FLOWOOD, Miss. (AP) — Mississippi Republican Gov. Tate Reeves and the Democrat who is trying to unseat him this year, Brandon Presley, traded barbs about crime, courts and transgender health care Friday in separate appearances before newspaper editors and publishers.
Reeves, seeking a second term, said at the Mississippi Press Association convention that Presley has failed to answer questions about two bills that Reeves signed into law. One bans gender-affirming health care for transgender minors. The other expands the role of state police in Mississippi’s capital city and creates positions for some judges who are appointed in a state where most judges are elected.
Reeves said people tell him they worry that “the lines between boys and girls are disappearing,” and he shares those concerns.
“We signed bills in Mississippi to prevent children from getting life-altering, experimental procedures,” Reeves said.
Reeves’ language echoes that of groups that oppose LGBTQ+ rights, including the Family Research Council, which has backed model legislation asserting “gender transition is an experiment.” Dr. Jack Drescher, a psychiatry professor at Columbia University who edited the section about gender dysphoria in the American Psychiatric Association’s diagnostic manual, has said that valid science supports gender-affirming care for transgender youths.
“So far in Mississippi, my opponent — he won’t say a word,” Reeves said. “Y’all spilled a lot of ink over the legislation when I signed it.”
Presley appeared about an hour after Reeves and responded to a question about banning gender-affirming health care for minors.
“I trust families,” Presley said. “I trust mamas, I trust daddies, to deal with the health care of their children.”
Presley, in his fourth term as Mississippi’s northern district public service commissioner, said Reeves talks about transgender issues as “a smokescreen” to distract from problems including a multimillion-dollar welfare fraud scheme that developed while Reeves was lieutenant governor.

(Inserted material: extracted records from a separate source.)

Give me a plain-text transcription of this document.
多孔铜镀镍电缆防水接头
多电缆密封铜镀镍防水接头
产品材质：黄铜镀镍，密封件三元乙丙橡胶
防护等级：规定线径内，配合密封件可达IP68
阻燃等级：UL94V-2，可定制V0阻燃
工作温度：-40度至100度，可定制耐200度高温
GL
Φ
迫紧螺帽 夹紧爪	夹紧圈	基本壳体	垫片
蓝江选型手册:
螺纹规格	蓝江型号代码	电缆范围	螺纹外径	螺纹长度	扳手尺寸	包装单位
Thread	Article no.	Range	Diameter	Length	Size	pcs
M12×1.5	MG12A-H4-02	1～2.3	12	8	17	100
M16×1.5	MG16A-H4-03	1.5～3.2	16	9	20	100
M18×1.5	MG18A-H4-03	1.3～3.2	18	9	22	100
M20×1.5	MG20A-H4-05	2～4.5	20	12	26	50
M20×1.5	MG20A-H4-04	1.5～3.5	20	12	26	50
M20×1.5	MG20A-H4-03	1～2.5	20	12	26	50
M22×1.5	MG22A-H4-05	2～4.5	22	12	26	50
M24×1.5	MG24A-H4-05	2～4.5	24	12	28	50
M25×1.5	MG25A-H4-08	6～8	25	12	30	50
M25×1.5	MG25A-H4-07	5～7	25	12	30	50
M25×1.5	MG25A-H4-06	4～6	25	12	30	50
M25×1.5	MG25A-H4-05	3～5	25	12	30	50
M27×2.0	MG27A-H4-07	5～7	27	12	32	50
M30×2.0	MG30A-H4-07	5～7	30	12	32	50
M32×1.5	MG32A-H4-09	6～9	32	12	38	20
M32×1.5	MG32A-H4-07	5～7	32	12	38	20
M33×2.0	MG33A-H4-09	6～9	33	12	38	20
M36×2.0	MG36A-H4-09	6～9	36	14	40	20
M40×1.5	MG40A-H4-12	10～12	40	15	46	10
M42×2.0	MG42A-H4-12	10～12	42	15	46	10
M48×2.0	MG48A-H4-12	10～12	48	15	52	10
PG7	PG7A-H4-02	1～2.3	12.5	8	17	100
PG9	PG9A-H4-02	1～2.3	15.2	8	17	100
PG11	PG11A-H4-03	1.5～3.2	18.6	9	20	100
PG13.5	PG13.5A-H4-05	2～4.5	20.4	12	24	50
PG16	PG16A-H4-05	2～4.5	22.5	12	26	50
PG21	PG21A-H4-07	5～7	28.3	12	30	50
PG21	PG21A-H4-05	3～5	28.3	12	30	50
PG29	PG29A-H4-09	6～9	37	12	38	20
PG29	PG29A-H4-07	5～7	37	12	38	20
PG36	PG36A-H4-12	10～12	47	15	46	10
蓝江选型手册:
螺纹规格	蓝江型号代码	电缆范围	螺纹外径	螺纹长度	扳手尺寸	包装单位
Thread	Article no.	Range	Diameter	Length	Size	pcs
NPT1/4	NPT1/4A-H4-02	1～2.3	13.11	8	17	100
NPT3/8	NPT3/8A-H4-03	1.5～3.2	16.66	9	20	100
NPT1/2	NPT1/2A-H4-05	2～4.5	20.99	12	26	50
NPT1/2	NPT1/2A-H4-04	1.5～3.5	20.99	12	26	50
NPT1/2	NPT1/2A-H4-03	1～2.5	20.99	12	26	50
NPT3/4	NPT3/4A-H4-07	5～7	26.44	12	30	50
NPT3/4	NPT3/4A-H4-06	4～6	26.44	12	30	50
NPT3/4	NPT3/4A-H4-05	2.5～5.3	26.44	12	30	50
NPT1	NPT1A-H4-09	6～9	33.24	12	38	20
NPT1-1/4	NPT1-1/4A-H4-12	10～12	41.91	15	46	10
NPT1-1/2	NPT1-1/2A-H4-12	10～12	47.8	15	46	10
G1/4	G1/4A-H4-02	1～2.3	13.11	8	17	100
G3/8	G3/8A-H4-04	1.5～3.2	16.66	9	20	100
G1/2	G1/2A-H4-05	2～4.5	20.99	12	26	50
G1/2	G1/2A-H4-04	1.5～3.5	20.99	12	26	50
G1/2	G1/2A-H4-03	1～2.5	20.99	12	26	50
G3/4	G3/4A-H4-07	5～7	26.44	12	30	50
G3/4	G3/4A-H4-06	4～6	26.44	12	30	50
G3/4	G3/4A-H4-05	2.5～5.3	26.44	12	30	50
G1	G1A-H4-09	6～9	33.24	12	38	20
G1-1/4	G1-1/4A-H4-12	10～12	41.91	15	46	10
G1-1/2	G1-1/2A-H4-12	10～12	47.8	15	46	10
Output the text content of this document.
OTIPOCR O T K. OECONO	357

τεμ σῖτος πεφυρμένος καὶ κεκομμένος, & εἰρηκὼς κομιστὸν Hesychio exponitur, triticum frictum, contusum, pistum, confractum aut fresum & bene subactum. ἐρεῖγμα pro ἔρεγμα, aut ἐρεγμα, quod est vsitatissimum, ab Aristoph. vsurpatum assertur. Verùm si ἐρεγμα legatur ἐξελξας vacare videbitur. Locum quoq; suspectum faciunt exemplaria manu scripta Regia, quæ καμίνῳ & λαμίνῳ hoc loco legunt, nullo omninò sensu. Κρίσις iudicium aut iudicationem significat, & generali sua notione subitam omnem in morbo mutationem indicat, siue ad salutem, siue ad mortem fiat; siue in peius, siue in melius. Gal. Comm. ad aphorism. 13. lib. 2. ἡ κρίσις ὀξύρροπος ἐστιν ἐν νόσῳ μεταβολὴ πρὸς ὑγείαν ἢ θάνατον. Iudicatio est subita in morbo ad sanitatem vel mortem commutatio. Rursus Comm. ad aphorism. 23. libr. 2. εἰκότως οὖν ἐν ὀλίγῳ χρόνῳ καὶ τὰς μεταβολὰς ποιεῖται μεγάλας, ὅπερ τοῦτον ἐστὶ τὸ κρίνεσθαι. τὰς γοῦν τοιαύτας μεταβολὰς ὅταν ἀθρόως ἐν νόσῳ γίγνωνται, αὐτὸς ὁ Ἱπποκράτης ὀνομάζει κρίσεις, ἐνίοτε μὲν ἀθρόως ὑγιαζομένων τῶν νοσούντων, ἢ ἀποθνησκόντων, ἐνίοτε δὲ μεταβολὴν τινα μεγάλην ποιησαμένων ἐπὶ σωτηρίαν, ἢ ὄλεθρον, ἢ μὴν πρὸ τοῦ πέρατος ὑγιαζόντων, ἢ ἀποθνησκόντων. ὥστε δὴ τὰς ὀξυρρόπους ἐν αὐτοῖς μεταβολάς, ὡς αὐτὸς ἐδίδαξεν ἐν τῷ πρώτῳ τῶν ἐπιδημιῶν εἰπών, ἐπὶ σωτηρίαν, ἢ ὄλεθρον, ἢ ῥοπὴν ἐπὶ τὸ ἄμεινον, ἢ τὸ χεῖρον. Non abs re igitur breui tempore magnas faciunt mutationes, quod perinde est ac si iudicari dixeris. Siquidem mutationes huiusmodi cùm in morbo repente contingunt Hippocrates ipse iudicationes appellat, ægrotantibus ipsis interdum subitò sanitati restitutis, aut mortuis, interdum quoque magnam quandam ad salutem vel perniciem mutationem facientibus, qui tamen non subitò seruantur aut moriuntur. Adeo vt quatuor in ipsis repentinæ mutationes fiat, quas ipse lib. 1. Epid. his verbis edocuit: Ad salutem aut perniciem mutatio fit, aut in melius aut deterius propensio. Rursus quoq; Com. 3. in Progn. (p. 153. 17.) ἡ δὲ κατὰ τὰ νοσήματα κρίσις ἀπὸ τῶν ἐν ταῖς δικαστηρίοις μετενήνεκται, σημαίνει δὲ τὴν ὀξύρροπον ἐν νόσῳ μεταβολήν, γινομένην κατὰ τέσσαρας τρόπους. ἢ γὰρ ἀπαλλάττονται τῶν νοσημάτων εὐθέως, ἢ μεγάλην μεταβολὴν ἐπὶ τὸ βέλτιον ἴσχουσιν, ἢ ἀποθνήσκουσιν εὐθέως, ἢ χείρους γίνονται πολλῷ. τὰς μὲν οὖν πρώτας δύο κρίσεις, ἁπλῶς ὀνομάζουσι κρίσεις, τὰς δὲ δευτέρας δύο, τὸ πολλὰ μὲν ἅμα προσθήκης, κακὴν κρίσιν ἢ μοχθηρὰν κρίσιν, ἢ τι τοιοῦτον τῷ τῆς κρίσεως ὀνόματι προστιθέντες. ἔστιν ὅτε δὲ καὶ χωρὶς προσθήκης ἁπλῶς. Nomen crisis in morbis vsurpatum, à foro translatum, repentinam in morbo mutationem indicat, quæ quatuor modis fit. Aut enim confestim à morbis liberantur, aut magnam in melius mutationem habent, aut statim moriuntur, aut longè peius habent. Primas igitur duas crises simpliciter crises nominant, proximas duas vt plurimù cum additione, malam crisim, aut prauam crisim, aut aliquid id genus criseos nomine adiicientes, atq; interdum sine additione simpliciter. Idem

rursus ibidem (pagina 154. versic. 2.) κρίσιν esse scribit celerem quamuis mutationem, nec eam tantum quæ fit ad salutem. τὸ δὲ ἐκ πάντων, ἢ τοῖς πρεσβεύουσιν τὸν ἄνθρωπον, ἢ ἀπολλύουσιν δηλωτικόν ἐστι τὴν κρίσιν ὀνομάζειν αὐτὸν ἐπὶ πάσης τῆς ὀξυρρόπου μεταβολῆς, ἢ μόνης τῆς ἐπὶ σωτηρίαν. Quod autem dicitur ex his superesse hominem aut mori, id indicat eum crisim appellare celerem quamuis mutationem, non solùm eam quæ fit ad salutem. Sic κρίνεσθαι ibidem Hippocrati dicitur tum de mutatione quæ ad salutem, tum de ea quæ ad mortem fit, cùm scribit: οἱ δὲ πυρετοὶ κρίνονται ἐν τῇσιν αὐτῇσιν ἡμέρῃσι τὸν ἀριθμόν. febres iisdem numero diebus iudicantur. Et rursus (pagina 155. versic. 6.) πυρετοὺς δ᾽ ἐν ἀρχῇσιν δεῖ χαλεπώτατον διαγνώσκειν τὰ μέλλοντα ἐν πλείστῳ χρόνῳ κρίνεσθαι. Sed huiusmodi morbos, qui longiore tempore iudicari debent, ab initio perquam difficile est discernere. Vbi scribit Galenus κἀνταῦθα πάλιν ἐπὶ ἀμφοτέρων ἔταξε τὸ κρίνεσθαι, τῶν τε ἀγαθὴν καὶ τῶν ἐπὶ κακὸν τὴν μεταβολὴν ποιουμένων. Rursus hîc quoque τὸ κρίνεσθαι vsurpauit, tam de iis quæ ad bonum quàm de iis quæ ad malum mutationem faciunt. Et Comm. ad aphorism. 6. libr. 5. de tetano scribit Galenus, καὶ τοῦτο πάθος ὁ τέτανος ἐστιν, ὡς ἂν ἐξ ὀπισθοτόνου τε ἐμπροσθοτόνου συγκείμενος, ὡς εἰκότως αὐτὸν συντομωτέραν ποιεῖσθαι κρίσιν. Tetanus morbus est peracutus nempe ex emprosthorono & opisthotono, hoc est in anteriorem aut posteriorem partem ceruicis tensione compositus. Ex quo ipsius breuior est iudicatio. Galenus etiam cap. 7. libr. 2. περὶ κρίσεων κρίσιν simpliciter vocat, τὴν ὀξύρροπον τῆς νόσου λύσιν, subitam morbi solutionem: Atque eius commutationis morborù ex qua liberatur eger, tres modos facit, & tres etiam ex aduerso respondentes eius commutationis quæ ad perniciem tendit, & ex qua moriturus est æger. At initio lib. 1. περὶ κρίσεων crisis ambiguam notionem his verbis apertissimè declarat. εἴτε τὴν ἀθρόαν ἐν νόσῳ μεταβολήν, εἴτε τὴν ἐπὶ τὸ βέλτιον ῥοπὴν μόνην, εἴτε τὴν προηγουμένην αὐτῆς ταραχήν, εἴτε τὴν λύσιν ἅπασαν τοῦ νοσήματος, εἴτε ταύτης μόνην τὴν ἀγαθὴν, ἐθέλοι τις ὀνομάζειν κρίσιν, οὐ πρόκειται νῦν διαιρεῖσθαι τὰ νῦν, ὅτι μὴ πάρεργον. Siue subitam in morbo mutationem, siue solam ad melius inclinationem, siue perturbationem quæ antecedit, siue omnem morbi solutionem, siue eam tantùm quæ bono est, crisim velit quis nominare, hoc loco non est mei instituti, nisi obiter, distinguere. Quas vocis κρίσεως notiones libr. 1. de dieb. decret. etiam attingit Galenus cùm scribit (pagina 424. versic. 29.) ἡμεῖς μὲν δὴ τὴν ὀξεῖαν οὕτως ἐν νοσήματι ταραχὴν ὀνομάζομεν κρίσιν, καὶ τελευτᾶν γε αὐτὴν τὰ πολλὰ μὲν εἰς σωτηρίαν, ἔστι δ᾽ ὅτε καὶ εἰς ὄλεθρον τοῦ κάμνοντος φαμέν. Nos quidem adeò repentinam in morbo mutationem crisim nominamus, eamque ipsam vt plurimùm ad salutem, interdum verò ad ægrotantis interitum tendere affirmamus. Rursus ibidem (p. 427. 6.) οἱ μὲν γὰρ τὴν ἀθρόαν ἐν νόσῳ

“Before this campaign is over with, if it will hide his record on corruption … if it will hide the fact that hospitals are shutting down, he will say that Martians have landed in Montgomery County, to divert your attention,” Presley said.
Reeves said Democrats passionately opposed expanding the role of state police in Jackson and creating positions for appointed judges. The NAACP filed a federal lawsuit arguing that Mississippi is creating “separate and unequal policing” in majority-Black Jackson compared to the rest of the state. The lawsuit is still pending.
Leaders of the majority-white and Republican-controlled Legislature said the law is intended to reduce crime in Jackson, which has had more than 100 homicides in each of the past three years. The city has about 150,000 residents.
“I sure think it’s a good thing to have more people working towards public safety in our state capital,” Reeves said.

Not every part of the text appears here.